O G7 também promete retaliar o governo. Senadores pretendem apresentar requerimentos para convocar a ministra Flávia Arruda (Secretaria de Governo) e a funcionária Thais Amaral Moura, que elaborou pedidos assinados por congressistas para ouvir médicos favoráveis ao uso da hidroxicloroquina no tratamento contra a Covid.

Independentes e opositores passaram a articular as convocações depois de Nogueira ter afirmado a empresários na semana passada que a CPI não daria em nada para o presidente.

O objetivo de integrantes do grupo é questionar a ministra sobre a interferência do Palácio do Planalto nos trabalhos legislativos e interrogar Moura sobre quem deu a ordem para redigir os documentos. A intenção é apenas expor o governo e retaliar Nogueira pelas declarações que deu sobre a ineficácia da comissão.

As estratégias de retaliação vão ocorrer em paralelo aos embates mais duros da comissão, que devem ocorrer durante o depoimento de testemunhas. Na terça-feira (4), a CPI ouvirá o ex-ministro da Saúde Luiz Henrique Mandetta.

A intenção dos senadores independentes é traçar uma linha do tempo e entender quais as orientações passadas por Mandetta ao presidente no início da pandemia e qual foi a reação do mandatário às projeções de avanço do coronavírus.

O plano de trabalho apresentado na quinta-feira (29) por Renan elenca seis linhas de investigação que serão conduzidas pelos membros da comissão. A primeira delas são as ações do governo no combate à pandemia.

Como mostrou a Folha de S.Paulo no sábado (1º), a equipe da CPI da Covid que auxilia Renan fez uma cronologia e já levantou mais de 200 momentos em que Bolsonaro propagou discurso negacionista na pandemia, de janeiro de 2020 ao mesmo mês deste ano.

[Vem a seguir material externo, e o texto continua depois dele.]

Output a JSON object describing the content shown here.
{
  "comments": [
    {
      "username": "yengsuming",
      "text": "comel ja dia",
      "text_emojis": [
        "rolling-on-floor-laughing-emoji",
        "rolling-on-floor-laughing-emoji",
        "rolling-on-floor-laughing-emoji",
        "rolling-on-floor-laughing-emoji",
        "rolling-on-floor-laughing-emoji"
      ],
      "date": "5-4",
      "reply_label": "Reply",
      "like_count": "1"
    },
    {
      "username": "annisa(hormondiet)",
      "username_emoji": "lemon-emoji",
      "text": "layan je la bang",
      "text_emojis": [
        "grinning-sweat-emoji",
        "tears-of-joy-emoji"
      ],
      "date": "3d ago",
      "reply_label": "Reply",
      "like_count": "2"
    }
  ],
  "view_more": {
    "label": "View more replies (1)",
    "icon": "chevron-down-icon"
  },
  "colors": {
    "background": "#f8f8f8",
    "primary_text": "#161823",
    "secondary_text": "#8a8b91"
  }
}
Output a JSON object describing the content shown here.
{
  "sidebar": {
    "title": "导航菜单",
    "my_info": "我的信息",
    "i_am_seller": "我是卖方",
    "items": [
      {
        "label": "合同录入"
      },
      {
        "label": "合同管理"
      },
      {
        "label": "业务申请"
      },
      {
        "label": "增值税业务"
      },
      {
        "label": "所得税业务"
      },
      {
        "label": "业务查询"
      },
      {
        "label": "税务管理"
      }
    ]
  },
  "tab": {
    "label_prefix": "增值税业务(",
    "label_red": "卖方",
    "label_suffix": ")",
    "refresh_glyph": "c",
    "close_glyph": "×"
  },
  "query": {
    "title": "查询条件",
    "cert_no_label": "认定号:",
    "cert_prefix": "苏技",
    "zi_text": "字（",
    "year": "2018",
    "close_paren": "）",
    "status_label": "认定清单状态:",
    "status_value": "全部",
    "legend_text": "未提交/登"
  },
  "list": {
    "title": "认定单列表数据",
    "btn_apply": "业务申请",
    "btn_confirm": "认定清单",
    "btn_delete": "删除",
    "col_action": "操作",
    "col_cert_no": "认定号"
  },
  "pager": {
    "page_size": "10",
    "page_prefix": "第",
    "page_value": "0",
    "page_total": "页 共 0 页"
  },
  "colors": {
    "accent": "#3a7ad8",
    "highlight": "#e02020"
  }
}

O compilado, obtido pela Folha, inclui frases do presidente em que ele critica o isolamento social, propagandeia o uso da hidroxicloroquina contra a Covid-19 e minimiza o coronavírus, chegando a chamá-lo de gripezinha.

O objetivo de congressistas é usar declarações e ações para eventualmente imputar crimes ao presidente ao fim dos trabalhos. Advogados avaliam que há ao menos quatro que podem ser atribuídos aos discursos.

Os dados serão explorados nos depoimentos desta semana. Além de Mandetta, serão ouvidos os ex-ministros da Saúde Nelson Teich, Eduardo Pazuello e o atual titular da pasta, Marcelo Queiroga.